Deneylerin yapıldığı günlerin hava koşulları kayıtlarını kullanarak Hagstrum posta güvercinlerinin evinden yayılan infrases dalgalarının Jersey Dağı'na nasıl ulaştığını hesapladı.

Araştırmacı, "New York'ta görülen sıcaklık ve rüzgâr sistemi Jersey Dağı yakınlarında sesin bükülmesine neden olmuş." diyor.

Bu yüzden de kuşlar sadece bir gün hariç her defasında infrasesi duyamayıp kaybolmuş: "13 Ağustos 1969 günü troposferde sesin yeniden Jersey Dağı'nda yeryüzüne doğru bükecek şekilde rüzgâr değişimi veya sıcaklık evirmesi yaşanmış olmalı."

Dalgalanan kanatlar

Dr Hagstrum, infraseste görülen değişikliklerin diğer posta güvercini kaybolma olaylarına ışık tutabileceğine inanıyor. 1997 yılında Manş Denizi üzerinde yapılan bir güvercin yarışında 60 bin kuş rotalarından sapmıştı.

Araştırmasının "tartışmalı" olduğunu kabul eden Hagstrum şunları diyor: "Bu tam bir kanıt değil elbette. Ama bu yeni fikir, bence güvercinlerin yaptıklarına getirilen en iyi açıklama. Bu açıklama Jersey Dağı'nda olanları açıklayabiliyor."

Başka araştırmacılarsa posta güvercinlerinin yön bulma kabiliyetlerinin koku duyusu, görsel işaretleri tanıma yeteneği, Dünya'nın manyetik alanı veya bunların hepsinden kaynakladığını düşünüyor.

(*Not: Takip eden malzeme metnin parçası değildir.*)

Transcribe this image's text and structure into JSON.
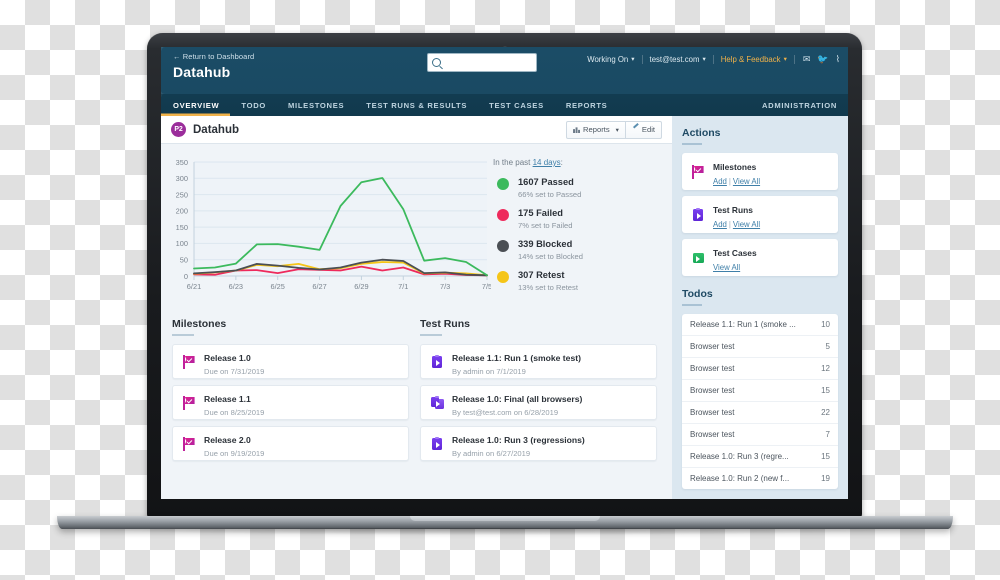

Oxford Üniversitesi'nde hayvan davranışı profesörü olan Tim Guilford, "Detaylar konusunda hepimiz hemfikir değiliz, ama deneylerimiz güvercinlerin tanımadıkları yerlerde yön duygularının atmosferdeki kokulardan geldiğini, ve Güneş ve manyetik alanın da pusula görevi görerek bunu pekiştirdiğini gösteriyor." diyor.

Guilford, güvercinlerin bu alanları tanımaya başlamasıyla görsel işaretleri de kullanmaya başladığını ekliyor.

Dr Hagstrum'un araştırması konusundaysa Guilford, bunun "ilginç bir yöntem" olduğunu ve yeni fikirleri keşfetme yolunda değerli olduğunu söyledi ve ekledi: "Diğer yön bulma mekanizmaları hakkında sunulan kanıt miktarına bakıldığında infrasesin tam bir açıklama olmadığı ihtimali yükseliyor."